Молодой человек с провинциальным любопытством рассматривал эту разряженную пеструю толпу, сверкающую и надушенную, и вдруг от удивления, чуть было не выронил оружие.
— Что с вами? — тихо спросил его дю Плесси, товарищ по подразделению.
— Кто этот человек, который только что вошел? Вы только поглядите, как все ему кланяются!
— Это герцог Бургундский, дофин Франции.
— А дама, которая его сопровождает?
— Герцогиня. Ее называют еще принцессой, ее высочеством или женой дофина.
— Тише, господа! — сухо оборвал их беседу господин де Бриссак. И, строго взглянув на барона, добавил: — На посту не разговаривают.
Наставления были кстати, иначе в следующее мгновение Элион бы не удержался и вскрикнул от неожиданности. Рядом с дамой, сопровождавшей дофина, с той самой, которую барон встретил в заведении «Роща Амафонта» (теперь он узнал ее), он увидел Вивиану де Шато-Лансон! Она была очаровательней, чем когда-либо. На ней было платье из тафты жемчужно-серого цвета, украшенное черной лентой: особы, принадлежавшие к дому их высочеств, носили тогда траур по великому дофину. Белокурые локоны по моде того времени обрамляли ее хорошенькое личико. Элегантный и простой туалет девушки подчеркивал белизну ее великолепных плеч и тонкую и гибкую, хотя и заключенную в жесткий корсаж, талию. Движения Вивианы были грациозны и непринужденны, и было видно, что ей легко и удобно в этом наряде.
Глаза Вивианы радостно блестели: эти глаза знали, где искать его, Элиона. Девушка шла прямо на него, летела к нему всей душой, всем своим пылким сердцем. Мадемуазель де Шато-Лансон поднесла веер к губам, взглядом призывая молодого человека к благоразумию, а он пожирал ее горящими глазами. И так они говорили друг с другом — обменивались обещаниями, возобновляли клятву соединить судьбы.
Но вдруг господин де Жюссак опять вздрогнул от удивления: среди фрейлин появилось новое лицо.
Это была Арманда де Сент-Круа. Барон узнал ее тотчас же, несмотря на то что она рассталась с костюмом кавалера и оделась, как подобает придворным дамам.

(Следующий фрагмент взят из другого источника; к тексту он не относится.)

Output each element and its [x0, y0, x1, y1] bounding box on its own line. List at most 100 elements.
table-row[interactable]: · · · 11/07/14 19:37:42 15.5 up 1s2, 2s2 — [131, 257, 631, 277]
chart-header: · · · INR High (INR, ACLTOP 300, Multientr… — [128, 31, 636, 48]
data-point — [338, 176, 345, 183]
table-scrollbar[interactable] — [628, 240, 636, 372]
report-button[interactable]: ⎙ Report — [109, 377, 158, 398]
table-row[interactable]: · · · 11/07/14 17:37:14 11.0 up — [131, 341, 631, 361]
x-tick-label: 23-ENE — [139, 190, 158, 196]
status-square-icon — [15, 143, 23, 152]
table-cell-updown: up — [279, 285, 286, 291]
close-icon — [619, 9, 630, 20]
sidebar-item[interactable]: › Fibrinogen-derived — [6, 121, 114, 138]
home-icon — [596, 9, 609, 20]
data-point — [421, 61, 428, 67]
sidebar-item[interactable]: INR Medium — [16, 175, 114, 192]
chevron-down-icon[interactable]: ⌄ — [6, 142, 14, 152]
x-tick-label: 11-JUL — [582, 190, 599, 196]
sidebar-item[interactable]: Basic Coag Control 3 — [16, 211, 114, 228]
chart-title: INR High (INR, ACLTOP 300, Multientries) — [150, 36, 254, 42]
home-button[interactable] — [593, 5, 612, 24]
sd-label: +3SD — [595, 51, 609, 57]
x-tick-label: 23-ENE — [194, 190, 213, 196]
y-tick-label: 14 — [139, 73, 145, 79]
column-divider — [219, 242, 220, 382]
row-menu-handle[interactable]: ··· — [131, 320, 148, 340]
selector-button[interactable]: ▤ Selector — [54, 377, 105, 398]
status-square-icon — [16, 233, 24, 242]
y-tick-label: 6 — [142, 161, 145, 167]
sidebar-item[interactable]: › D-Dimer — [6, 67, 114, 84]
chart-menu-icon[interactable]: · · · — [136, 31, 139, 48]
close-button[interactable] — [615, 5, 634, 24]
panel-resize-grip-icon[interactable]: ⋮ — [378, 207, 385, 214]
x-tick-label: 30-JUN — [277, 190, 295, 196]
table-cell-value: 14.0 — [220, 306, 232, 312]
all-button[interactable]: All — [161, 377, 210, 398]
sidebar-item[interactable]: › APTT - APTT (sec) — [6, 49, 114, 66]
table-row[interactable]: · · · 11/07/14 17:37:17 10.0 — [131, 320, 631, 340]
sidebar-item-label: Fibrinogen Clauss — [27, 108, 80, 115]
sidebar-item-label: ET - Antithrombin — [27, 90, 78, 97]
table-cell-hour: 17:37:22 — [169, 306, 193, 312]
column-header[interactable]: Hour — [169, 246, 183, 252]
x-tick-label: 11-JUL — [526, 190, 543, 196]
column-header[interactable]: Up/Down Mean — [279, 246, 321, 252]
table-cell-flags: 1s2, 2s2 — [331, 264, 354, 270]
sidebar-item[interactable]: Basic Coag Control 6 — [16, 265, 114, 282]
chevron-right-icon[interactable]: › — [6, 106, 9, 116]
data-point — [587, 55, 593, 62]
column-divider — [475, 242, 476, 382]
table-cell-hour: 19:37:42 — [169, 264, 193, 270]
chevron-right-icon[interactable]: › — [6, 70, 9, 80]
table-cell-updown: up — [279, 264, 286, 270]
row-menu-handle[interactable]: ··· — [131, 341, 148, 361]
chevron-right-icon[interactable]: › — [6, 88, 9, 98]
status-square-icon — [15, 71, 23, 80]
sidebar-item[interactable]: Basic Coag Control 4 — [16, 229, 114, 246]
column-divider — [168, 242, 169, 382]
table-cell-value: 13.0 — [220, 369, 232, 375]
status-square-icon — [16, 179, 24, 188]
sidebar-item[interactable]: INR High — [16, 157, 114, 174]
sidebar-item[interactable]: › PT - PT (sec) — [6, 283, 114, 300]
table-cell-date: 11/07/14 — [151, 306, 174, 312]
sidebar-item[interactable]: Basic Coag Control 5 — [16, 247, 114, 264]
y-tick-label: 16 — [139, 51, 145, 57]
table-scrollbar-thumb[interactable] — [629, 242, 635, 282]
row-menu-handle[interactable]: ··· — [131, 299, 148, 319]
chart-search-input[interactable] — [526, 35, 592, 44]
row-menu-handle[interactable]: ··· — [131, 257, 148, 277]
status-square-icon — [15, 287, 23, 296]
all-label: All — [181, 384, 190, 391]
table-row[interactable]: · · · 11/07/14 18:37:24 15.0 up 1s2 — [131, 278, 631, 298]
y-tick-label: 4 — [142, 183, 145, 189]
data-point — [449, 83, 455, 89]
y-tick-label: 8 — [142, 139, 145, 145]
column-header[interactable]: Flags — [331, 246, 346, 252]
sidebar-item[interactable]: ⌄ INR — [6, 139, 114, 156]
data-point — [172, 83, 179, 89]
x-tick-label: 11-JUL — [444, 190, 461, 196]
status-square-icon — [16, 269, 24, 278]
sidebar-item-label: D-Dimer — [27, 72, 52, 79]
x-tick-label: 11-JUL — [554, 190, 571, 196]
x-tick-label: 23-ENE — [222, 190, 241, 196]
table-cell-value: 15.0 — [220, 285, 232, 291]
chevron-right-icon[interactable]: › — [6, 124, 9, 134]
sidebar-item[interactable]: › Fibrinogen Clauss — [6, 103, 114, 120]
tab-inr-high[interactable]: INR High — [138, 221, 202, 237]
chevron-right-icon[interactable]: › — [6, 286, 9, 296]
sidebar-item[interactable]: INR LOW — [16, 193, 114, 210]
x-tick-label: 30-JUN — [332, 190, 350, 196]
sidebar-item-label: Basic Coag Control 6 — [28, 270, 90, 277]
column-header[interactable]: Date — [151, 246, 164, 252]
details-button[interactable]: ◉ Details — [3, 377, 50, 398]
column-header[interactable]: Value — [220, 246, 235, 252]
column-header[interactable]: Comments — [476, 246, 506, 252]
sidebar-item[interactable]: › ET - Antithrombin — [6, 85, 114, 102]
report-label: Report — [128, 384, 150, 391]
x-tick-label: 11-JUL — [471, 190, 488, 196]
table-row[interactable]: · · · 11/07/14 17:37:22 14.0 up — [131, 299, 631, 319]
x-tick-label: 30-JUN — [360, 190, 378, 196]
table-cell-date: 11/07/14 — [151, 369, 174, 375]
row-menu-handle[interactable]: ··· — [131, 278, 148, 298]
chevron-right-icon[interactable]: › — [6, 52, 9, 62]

В памяти его вспыхнуло неприятное свидание с господином де ла Рейни.
Кто же она, эта загадочная особа и что привело ее в Версаль? В двух шагах от Элиона кучкой стояли молодые вельможи, из чьей среды Мольер позаимствовал тип «маленьких маркизов». Они-то и взяли на себя труд ответить барону.
— Скажите, господа, — спрашивал виконт де Навай, — вы заметили эту прекрасную брюнетку, которая пришла усилить летучий эскадрон ее высочества? Видите там, около мадемуазель де Шато-Лансон: это она, та самая Прозерпина или Геката.
— Провинциалка, конечно, — заявил маленький Шампинель, законодатель мод, — такие перчатки не носят уже восемь дней; сейчас перешли на шведские кожаные, всех цветов радуги, или из испанской кожи. А что касается причесок, разве завиваются сейчас под сумасброда! Это было хорошо во времена мадам де Монтеспан!